Another TrueNAS (core v13.0) build! This one is mostly just a backup repository....or as I call them: "here, hold this, server". This is a SuperMicro SM SGG-6029p-e1cr24l....which is a pretty crazy server that in a 2U configuration holds twenty-four 3.5" hard drives! Plus rear mounted two 2.5" hard drives. This one has dual Xeon 3104 CPU's at 1.7ghz, 64gb DDR4 ECC ram, a 64 SATA DOM, two Intel 480gb SSD's and soon to be 24 (currently only 22 are in service, the other two are out for warranty) Seagate 8tb 7200rpm SATA drives, driven by a SAS 9305-16i-IT controller. Network connections are the onboard 1gbps NIC which is shared for IMPI and Network (which is giving me grief, but won't go into that now) and a dual port 10gb NIC.
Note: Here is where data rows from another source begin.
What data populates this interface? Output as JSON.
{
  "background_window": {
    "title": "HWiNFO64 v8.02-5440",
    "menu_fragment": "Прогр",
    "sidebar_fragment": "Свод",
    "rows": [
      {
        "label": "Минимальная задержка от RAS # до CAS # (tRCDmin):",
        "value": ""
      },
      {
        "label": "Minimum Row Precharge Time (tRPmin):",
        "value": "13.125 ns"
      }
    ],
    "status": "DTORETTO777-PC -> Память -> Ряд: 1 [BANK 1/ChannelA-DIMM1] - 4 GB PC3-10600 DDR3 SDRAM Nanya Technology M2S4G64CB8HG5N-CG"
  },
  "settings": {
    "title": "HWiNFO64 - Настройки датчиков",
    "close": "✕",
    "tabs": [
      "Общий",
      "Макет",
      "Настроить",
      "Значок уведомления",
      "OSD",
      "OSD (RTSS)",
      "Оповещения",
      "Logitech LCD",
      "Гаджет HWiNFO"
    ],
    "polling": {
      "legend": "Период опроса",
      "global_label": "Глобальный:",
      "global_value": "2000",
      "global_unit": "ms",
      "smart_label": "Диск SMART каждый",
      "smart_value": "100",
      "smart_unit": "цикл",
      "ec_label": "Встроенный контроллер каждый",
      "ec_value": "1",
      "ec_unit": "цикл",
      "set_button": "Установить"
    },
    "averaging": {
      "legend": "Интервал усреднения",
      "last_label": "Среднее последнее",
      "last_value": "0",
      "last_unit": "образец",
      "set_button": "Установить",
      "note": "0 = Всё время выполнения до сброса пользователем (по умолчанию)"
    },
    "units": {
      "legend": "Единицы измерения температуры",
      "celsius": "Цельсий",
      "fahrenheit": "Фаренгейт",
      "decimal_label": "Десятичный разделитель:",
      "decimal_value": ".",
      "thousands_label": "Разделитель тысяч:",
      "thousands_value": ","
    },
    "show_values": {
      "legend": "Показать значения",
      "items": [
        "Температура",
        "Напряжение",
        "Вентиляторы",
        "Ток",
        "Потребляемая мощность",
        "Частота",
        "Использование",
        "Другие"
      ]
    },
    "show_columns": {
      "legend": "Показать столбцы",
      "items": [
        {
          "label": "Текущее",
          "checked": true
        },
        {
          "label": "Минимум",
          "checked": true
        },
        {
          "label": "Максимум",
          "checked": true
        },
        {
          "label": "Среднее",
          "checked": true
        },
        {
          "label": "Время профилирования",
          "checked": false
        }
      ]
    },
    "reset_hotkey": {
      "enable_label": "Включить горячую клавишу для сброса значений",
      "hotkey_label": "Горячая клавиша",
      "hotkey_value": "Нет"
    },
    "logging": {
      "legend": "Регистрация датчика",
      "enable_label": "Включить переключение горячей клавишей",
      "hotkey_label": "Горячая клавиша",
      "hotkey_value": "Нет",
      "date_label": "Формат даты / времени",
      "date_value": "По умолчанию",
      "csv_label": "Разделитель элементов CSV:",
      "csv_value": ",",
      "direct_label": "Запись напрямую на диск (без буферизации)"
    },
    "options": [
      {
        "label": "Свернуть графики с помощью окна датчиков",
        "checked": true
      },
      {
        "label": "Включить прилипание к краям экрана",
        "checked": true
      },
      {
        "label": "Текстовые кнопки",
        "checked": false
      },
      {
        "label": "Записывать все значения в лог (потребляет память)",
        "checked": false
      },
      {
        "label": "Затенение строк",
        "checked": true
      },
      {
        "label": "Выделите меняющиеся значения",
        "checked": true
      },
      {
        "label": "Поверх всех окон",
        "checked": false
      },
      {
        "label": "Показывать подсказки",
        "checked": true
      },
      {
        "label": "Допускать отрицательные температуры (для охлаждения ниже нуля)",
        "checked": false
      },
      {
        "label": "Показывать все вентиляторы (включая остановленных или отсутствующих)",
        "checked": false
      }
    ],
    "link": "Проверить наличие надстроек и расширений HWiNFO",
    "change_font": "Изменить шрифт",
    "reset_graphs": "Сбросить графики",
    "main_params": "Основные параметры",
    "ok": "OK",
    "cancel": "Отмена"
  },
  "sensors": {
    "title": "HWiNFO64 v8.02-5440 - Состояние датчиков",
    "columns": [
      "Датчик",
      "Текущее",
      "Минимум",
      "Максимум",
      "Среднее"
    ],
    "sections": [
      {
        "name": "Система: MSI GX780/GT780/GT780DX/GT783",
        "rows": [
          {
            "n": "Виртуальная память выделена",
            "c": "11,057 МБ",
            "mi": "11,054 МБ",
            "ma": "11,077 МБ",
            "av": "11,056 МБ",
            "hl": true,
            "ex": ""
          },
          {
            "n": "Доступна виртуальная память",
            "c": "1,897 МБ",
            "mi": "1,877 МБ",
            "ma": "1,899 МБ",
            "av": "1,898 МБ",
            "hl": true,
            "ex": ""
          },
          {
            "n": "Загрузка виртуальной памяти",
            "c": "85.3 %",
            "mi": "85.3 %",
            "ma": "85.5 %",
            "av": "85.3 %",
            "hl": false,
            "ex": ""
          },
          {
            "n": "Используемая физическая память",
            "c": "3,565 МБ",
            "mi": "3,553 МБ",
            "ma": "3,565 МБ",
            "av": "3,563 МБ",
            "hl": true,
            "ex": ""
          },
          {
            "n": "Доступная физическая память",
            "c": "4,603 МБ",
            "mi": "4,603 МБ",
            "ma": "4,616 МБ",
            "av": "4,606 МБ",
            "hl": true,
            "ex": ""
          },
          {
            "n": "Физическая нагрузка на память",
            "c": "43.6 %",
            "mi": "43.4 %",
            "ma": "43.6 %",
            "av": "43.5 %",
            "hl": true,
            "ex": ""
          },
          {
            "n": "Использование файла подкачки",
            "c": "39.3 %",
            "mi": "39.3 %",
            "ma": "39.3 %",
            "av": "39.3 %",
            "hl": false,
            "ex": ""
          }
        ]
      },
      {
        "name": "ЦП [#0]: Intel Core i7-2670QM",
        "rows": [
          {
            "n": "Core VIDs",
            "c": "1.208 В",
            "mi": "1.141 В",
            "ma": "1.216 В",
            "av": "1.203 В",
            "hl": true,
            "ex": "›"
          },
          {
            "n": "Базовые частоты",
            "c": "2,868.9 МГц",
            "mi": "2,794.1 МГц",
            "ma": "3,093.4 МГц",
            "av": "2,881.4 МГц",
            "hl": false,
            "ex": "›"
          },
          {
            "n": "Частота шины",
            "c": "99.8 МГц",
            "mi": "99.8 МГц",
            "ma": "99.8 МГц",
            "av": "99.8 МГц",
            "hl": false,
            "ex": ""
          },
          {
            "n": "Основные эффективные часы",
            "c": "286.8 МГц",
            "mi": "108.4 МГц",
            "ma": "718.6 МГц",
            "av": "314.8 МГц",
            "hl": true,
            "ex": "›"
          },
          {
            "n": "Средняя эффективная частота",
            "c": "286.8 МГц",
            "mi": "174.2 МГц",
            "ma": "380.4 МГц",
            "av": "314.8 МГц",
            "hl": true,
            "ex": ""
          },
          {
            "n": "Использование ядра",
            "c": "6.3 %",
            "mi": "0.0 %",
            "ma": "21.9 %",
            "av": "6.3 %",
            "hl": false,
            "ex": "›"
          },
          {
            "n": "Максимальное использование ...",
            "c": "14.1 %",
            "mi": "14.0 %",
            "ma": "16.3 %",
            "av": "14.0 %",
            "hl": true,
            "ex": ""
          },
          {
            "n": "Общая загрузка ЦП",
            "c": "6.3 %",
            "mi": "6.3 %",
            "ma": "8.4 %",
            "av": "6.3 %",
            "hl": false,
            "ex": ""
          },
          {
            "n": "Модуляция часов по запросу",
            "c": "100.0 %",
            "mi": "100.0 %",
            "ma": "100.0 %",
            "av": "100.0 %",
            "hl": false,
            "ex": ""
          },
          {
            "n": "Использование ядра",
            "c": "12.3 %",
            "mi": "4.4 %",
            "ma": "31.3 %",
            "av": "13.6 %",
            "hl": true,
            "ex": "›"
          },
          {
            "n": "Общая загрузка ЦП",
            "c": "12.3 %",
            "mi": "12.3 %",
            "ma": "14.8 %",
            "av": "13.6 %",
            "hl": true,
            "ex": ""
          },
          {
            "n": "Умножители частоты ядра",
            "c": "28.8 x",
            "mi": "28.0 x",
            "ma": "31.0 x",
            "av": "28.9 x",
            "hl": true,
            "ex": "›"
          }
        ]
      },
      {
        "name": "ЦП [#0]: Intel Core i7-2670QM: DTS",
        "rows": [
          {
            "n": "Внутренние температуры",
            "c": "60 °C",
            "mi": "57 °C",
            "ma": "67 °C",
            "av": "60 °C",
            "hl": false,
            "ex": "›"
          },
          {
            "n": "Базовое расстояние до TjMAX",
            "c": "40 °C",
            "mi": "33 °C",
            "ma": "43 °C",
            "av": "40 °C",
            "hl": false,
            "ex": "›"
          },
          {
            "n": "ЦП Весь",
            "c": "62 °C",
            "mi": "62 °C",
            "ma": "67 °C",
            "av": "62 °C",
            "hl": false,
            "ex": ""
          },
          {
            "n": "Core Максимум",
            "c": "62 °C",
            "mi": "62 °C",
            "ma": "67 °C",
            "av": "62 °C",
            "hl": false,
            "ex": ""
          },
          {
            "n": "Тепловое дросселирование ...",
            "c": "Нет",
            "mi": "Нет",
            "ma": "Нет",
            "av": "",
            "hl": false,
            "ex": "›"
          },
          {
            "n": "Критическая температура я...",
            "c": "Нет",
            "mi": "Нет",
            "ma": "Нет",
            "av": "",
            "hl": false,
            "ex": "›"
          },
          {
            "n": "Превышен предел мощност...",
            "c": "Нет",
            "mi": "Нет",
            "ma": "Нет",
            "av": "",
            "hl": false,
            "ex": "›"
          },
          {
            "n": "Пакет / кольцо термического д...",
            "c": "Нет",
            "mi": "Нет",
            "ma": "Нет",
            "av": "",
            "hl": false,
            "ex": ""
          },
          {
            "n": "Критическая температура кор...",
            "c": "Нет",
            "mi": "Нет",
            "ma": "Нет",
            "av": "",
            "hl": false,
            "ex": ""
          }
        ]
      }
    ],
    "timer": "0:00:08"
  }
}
TrueNAS was installed onto the 64gb SSD DOM (Disk On Motherboard); yes certain people will get all bent out of shape about this. Yes the DOM has a limited lifespan, it could die as the endurance isn't as high as a normal SSD. We also don't have mirrored drives for the boot OS. Well, you know what? I don't care! TrueNAS doesn't really write that much to the boot volume, especially if since most of the OS is copied to RAM. If the drive fails, just reinstall TrueNAS, import the config file. Plus this is just an additional backup target, if it goes down for a day or so, no big deal.
The data volume was created with five groups of four drives in a ZFS RAIDz2. So basically a twenty drive RAID 10. NFS v3 was setup, and presented to a VMware host. A Windows 10 VM was migrated to it and the ATTO Disk Benchmark was ran.
This first the first test, but notice the frankly unacceptable write speed? NFS has what is commonly referred to as "synchronous writes" turned on by default. In short, the each disk write must be confirmed to be written to disk before continuing. This options can be turned off, however there is a risk. In the event of power loss or other disaster the data in cache might not be written, and therefore lost.
Same test with sync turned off; much better.
For this test sync was turned back on and NVMe drive was added and configured to be zLOG vDev. Essentially a write cache buffer. ZFS/TrueNAS will flush the log device every 5 seconds, and with a 10Gbps NIC, doing back of the napkin math that means the system will only use about 6gb of space......yes only 6gb, so the 512gb NVMe is largely being unused. TrueNAS requires an entire disk to be allocated. So this would be a great use case for NVMe name spaces.